Prélèvement à la source : Vos impôts sur les revenus 2018 seront annulés

prelevement-a-la-source-2019

Dans le cadre de la mise en place du prélèvement à la source, l’impôt sur les revenus réguliers perçus en 2018 sera intégralement annulé. Seuls seront imposés les revenus exceptionnels ou hors champ : dividendes, plus values immobilières etc.

Explications avec cbanque.com :

Le décalage d’un an entre les revenus et leur imposition va disparaître avec l’entrée en vigueur du prélèvement à la source en 2019. Pour assurer la transition, l’impôt portant sur les revenus 2018 sera « annulé » grâce à l’éphémère crédit d’impôt modernisation du recouvrement, ou CIMR.
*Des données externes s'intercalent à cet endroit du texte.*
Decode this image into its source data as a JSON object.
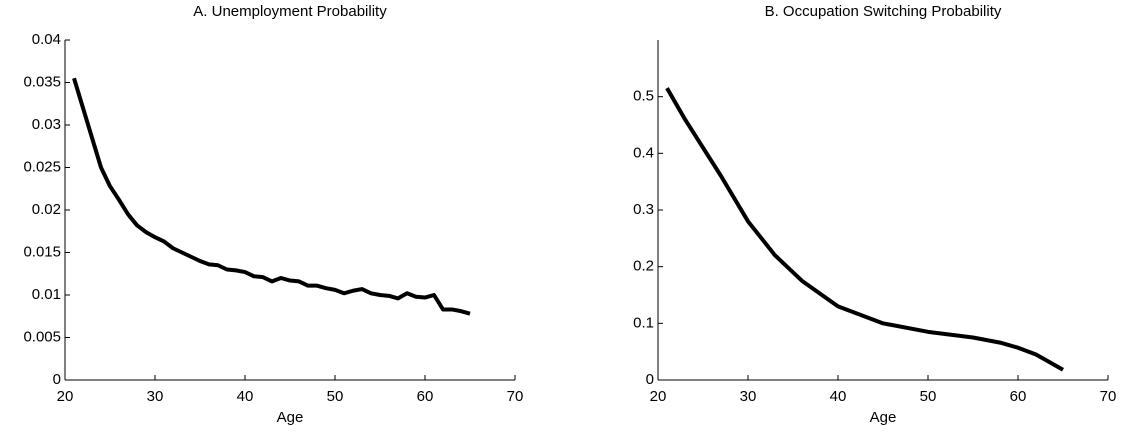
{
  "chart_data": [
    {
      "type": "line",
      "title": "A. Unemployment Probability",
      "x_label": "Age",
      "x": [
        21,
        22,
        23,
        24,
        25,
        26,
        27,
        28,
        29,
        30,
        31,
        32,
        33,
        34,
        35,
        36,
        37,
        38,
        39,
        40,
        41,
        42,
        43,
        44,
        45,
        46,
        47,
        48,
        49,
        50,
        51,
        52,
        53,
        54,
        55,
        56,
        57,
        58,
        59,
        60,
        61,
        62,
        63,
        64,
        65
      ],
      "values": [
        0.0355,
        0.032,
        0.0285,
        0.025,
        0.0228,
        0.0212,
        0.0195,
        0.0182,
        0.0174,
        0.0168,
        0.0163,
        0.0155,
        0.015,
        0.0145,
        0.014,
        0.0136,
        0.0135,
        0.013,
        0.0129,
        0.0127,
        0.0122,
        0.0121,
        0.0116,
        0.012,
        0.0117,
        0.0116,
        0.0111,
        0.0111,
        0.0108,
        0.0106,
        0.0102,
        0.0105,
        0.0107,
        0.0102,
        0.01,
        0.0099,
        0.0096,
        0.0102,
        0.0098,
        0.0097,
        0.01,
        0.0083,
        0.0083,
        0.0081,
        0.0078
      ],
      "color": "#000000",
      "xlim": [
        20,
        70
      ],
      "xticks": [
        20,
        30,
        40,
        50,
        60,
        70
      ],
      "ylim": [
        0,
        0.04
      ],
      "yticks": [
        0,
        0.005,
        0.01,
        0.015,
        0.02,
        0.025,
        0.03,
        0.035,
        0.04
      ]
    },
    {
      "type": "line",
      "title": "B. Occupation Switching Probability",
      "x_label": "Age",
      "x": [
        21,
        23,
        25,
        27,
        30,
        33,
        36,
        40,
        45,
        50,
        55,
        58,
        60,
        62,
        65
      ],
      "values": [
        0.515,
        0.46,
        0.41,
        0.36,
        0.28,
        0.22,
        0.175,
        0.13,
        0.1,
        0.085,
        0.075,
        0.066,
        0.057,
        0.045,
        0.018
      ],
      "color": "#000000",
      "xlim": [
        20,
        70
      ],
      "xticks": [
        20,
        30,
        40,
        50,
        60,
        70
      ],
      "ylim": [
        0,
        0.6
      ],
      "yticks": [
        0,
        0.1,
        0.2,
        0.3,
        0.4,
        0.5
      ]
    }
  ]
}
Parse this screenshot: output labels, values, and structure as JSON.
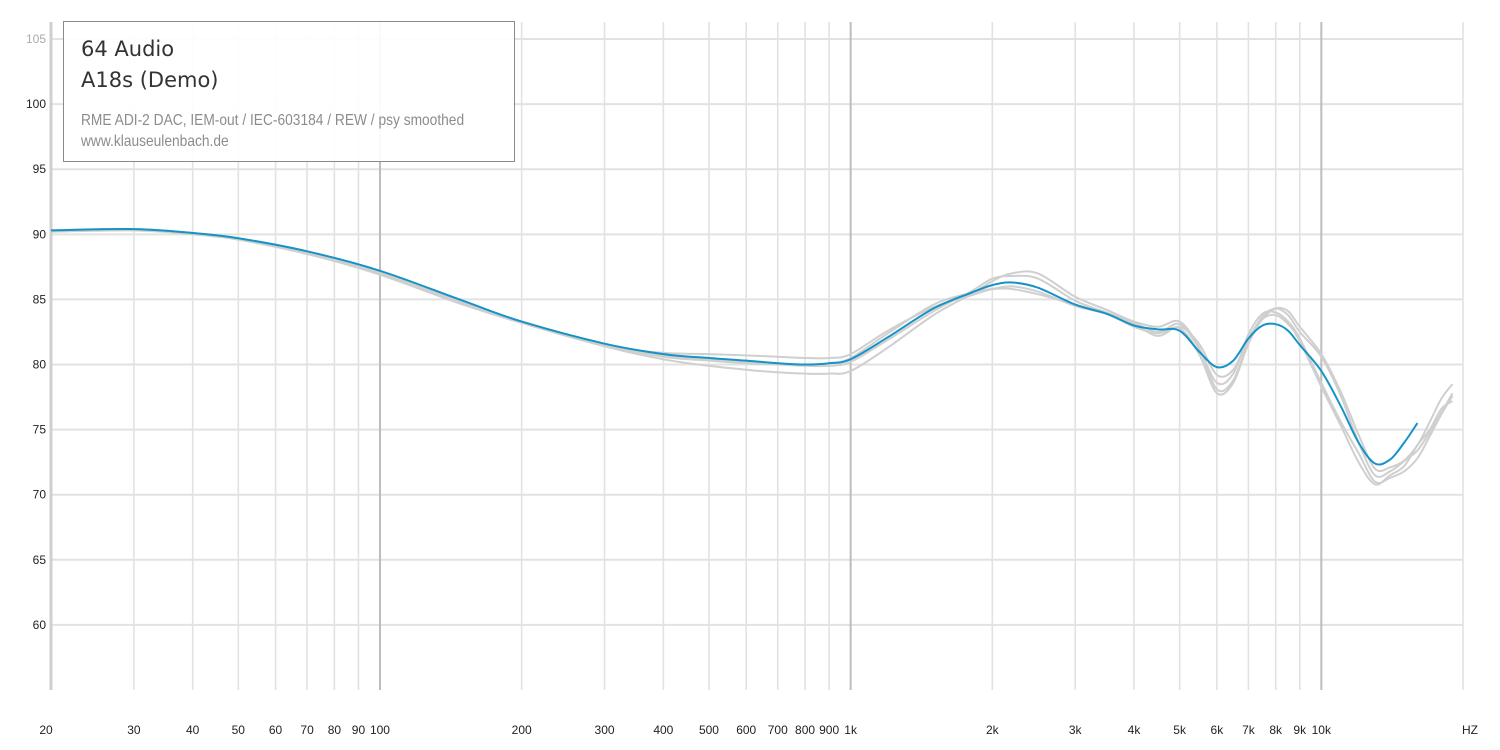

La mise en place du prélèvement à la source de l’impôt sur le revenu, à partir du 1er janvier 2019, oblige le fisc à prévoir une « année de transition ». 2018 est en effet qualifiée d’année blanche car la majeure partie des revenus que vous touchez actuellement sera fiscalement neutre : l’impôt payé en 2018 portera sur les revenus 2017, et l’impôt payé à la source en 2019 portera sur les revenus 2019.

Quid des revenus 2018 ? Ils n’ont pas vocation à être fiscalisés pour éviter que les contribuables n’aient à payer les impôts cumulés de deux années en 2019. Le gouvernement fait donc « cadeau » de l’impôt 2018 mais il a prévu un mécanisme pour « éviter les abus » et que certains ménages ne majorent « artificiellement leurs revenus de l’année 2018 ». Le mécanisme en question neutralise uniquement les revenus habituels de l’année 2018. Les revenus ou déductions exceptionnels seront eux à régulariser en 2019. Ce mécanisme qui n’a pas vocation à durer s’appelle le crédit d’impôt modernisation du recouvrement, ou CIMR.

Quels revenus habituels ? Quels revenus exceptionnels ?

Les revenus « annulés » par le CIMR englobent tous les salaires, revenus de remplacement (allocations chômage, pensions de retraite, indemnités maladie, etc.), revenus des indépendants ou autres revenus fonciers et rentes viagères constituant votre socle de revenus habituels.

Les revenus exceptionnels, imposés après imputation du CIMR, sont donc tous les traitements et salaires qui sortent de ce socle habituel. En voici une liste non exhaustive :

  • Indemnités de rupture de contrat de travail, indemnités de fin de CDD, indemnités de cessation de fonction des dirigeants et mandataires sociaux ;
  • Indemnités de clientèle ;
  • Aides et allocations capitalisées de réinsertion ou pour la reprise d’activité professionnelle ;
  • Prestations de retraite servies sous forme de capital ;
  • Sommes perçues au titre de la participation ou de l’intéressement et que le bénéficiaire choisit de toucher directement (sans les placer sur un plan d’épargne salariale), etc.